Pada tanggal 26 Januari 1946 oleh Kepala Bagian Penjara dikeluarkan surat edaran yang berisi petunjuk-petunjuk tentang kepenjaraan yang diurus oleh Negara Indonesia. Dalam surat edaran itu disebutkan bahwa Reglement Penjara (Staatblad 1917 No. 78) dianggap masih berlaku. Namun dalam pelaksanaannya Reglement Penjara ini dilengkapi juga surat-surat edaran dan keputusan dari Pemerintah RI contohnya tentang pemberian remisi (potongan hukuman). Pada masa kolonial pemberian remisi berkenaan dengan hari kelahiran Ratu Belanda, sedangkan setelah Indonesia merdeka pemberian remisi dilakukan setiap tanggal 17 Agustus.
Pada tanggal 27 April – 7 Mei 1964 diadakan konferensi dinas direktur-direktur penjara seluruh Indonesia bertempat di Lembang, Bandung. Konferensi tersebut didahului oleh amanat Presiden RI, Ir Soekarno. Amanat Presiden Soekarno memberikan arti yang sangat penting bagi pembaruan hukuman penjara di Indonesia yaitu merubah nama penjara menjadi pemasyarakatan, orang yang dipenjara kalau sebelumnya menggunakan istilah orang hukuman maka pada konferensi tersebut diubah menjadi narapidana/napi.
Realisasi hasil konferensi yaitu pada tanggal 17 Juni 1964 oleh Wakil Kepala Direktorat dikeluarkan instruksi tentang perubahan nama kantor-kantor dan kesatuan-kesatuan dalam lingkungan direktorat dengan menggunakan istilah pemasyarakatan sebagai pengganti istilah penjara (surat Kantor Besar Direktorat Pemasyarakatan No. J.H. 6.8 /506). Berubahnya sistem penjara menjadi sistem pemasyarakatan tidak lepas dari pengaruh internasional yaitu penetapaan Standard Minimum Rules (SMR) PBB dan Comisi International Penal and Penitenary (IPPC) tanggal 1 Juli 1952.
Lembaga Pemasyarakatan Wirogunan
Lembaga Pemasyarakatan Wirogunan di Yogyakarta merupakan salah satu penjara pusat yang dibangun pemerintah kolonial Belanda dalam rangka menampung orang hukuman pada masa lalu. Bangunan ini didirikan sekitar tahun 1917. Adapun bangunan- bangunan yang dibangun berfungsi sebagai barak-barak kerja yang diperuntukkan bagi para tahanan.

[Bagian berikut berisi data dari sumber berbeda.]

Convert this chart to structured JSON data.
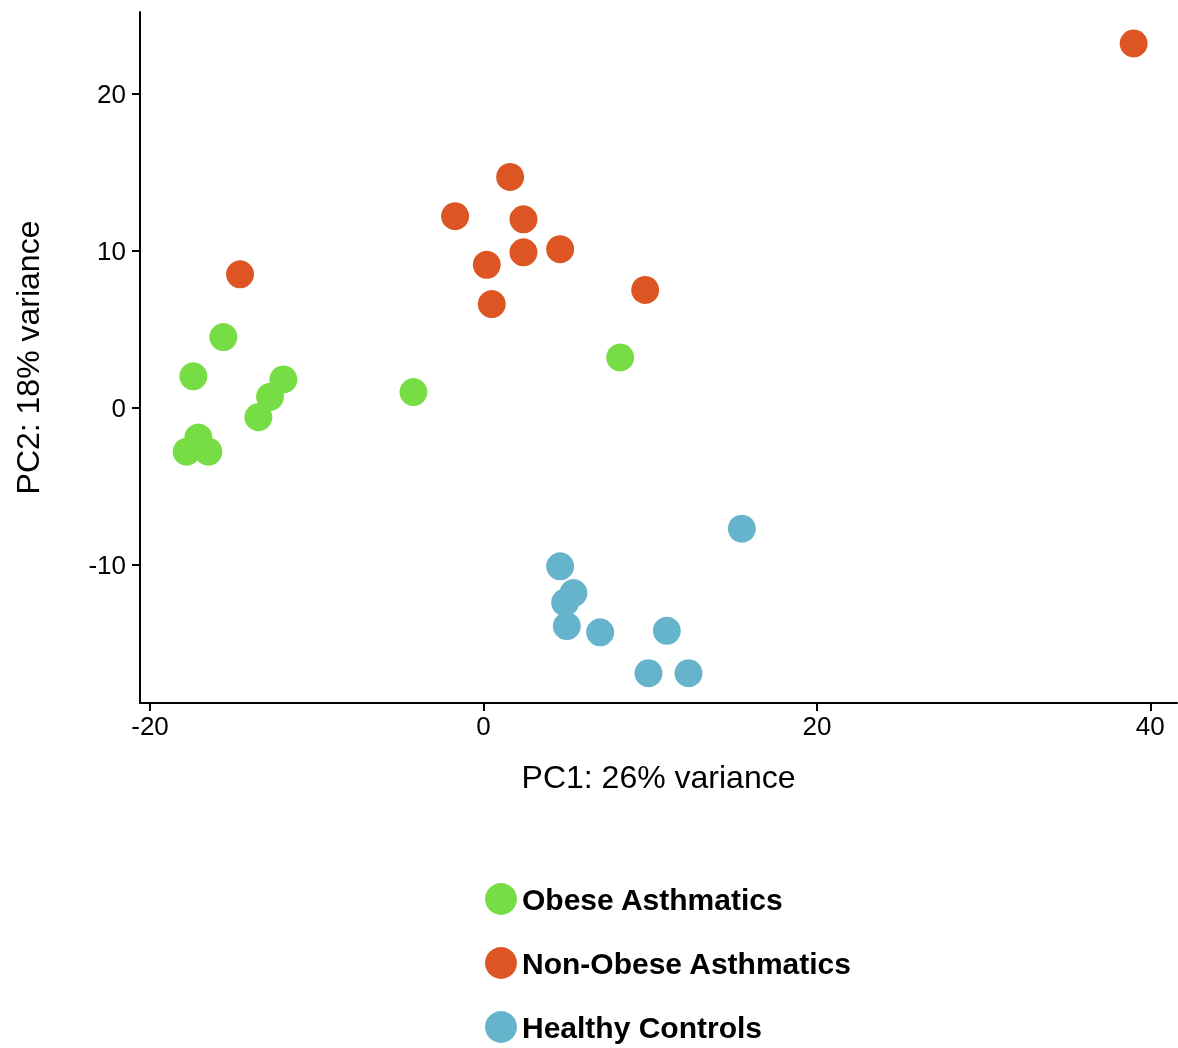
{
  "chart_data": {
    "type": "scatter",
    "xlabel": "PC1: 26% variance",
    "ylabel": "PC2: 18% variance",
    "xlim": [
      -20.6,
      41.6
    ],
    "xticks": [
      -20,
      0,
      20,
      40
    ],
    "ylim": [
      -18.8,
      25.2
    ],
    "yticks": [
      -10,
      0,
      10,
      20
    ],
    "grid": false,
    "legend": "bottom",
    "marker": "circle",
    "series": [
      {
        "name": "Obese Asthmatics",
        "color": "#77dd44",
        "x": [
          -17.4,
          -15.6,
          -12.0,
          -12.8,
          -13.5,
          -17.1,
          -17.8,
          -16.5,
          -4.2,
          8.2
        ],
        "values": [
          2.0,
          4.5,
          1.8,
          0.7,
          -0.6,
          -1.9,
          -2.8,
          -2.8,
          1.0,
          3.2
        ]
      },
      {
        "name": "Non-Obese Asthmatics",
        "color": "#dd5522",
        "x": [
          -14.6,
          -1.7,
          1.6,
          2.4,
          0.2,
          0.5,
          2.4,
          4.6,
          9.7,
          39.0
        ],
        "values": [
          8.5,
          12.2,
          14.7,
          12.0,
          9.1,
          6.6,
          9.9,
          10.1,
          7.5,
          23.2
        ]
      },
      {
        "name": "Healthy Controls",
        "color": "#66b3cc",
        "x": [
          15.5,
          4.6,
          4.9,
          5.4,
          5.0,
          7.0,
          11.0,
          9.9,
          12.3
        ],
        "values": [
          -7.7,
          -10.1,
          -12.4,
          -11.8,
          -13.9,
          -14.3,
          -14.2,
          -16.9,
          -16.9
        ]
      }
    ]
  }
}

Orang-orang hukuman yang ada dikenakan hukuman kerja seperti penyamakan kulit, pembuatan sepatu maupun kerja paksa lainnya.
Bentuk bangunan Lembaga Pemasyarakatan Wirogunan bergaya indis dengan ciri-ciri khusus, yaitu pintu dan jendela berukuran besar dan plafonnya tinggi. Selain itu terdapat detail khas antara lain tritisan yang relatif kecil, balustrade dari teralis besi, daun pintu luar dari kayu berbentuk krepyak dan daun pintu dalam dari kaca serta mempunyai pilar-pilar.
Bangunan ini terdiri atas kantor, barak-barak dan sel tahanan. Bangunan ini ditetapkan sebagai cagar budaya dengan Per.Men Budpar RI No. PM.89/PW.007/MKP/2011. Lembaga Pemasyarakatan Wirogunan terletak di Jalan Taman Siswa No. 6 Yogyakarta.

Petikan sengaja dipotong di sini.